What are normal temps for this CPU GPU at idle?
What are the normal temp ranges at full load (FurMark/etc)?
Asking on behalf of another person, not my computer.


----------



## Tatty_One (Jan 29, 2013)

Take a look on our reviews database, you will find a load that example idel and load temps......

http://www.techpowerup.com/reviewdb/Processors/AMD/A-Series/


----------



## Naki (Jan 29, 2013)

Thanks!
Is A8-3870 and A8-3870K the same CPU? Not sure.
Asking on behalf of another person, not my computer.


----------



## Tatty_One (Jan 29, 2013)

Naki said:


> Thanks!
> Is A8-3870 and A8-3870K the same CPU? Not sure.
> Asking on behalf of another person, not my computer.

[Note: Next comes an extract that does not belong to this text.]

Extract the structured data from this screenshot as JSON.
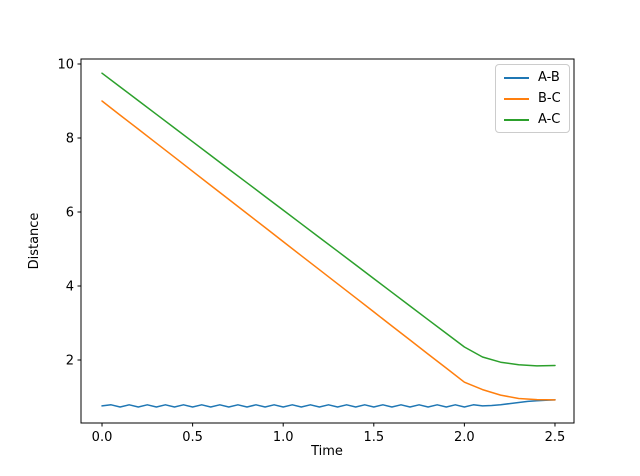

If they are not overclocked they will be effectively the same.


----------



## BarbaricSoul (Jan 29, 2013)

Naki said:


> Thanks!
> Is A8-3870 and A8-3870K the same CPU? Not sure.
> Asking on behalf of another person, not my computer.



The only difference is the 3870k has a unlocked multiplier, which makes it easier to OC. A 3870 at 3.5 ghz is equal to a 3870k at 3.5ghz.


----------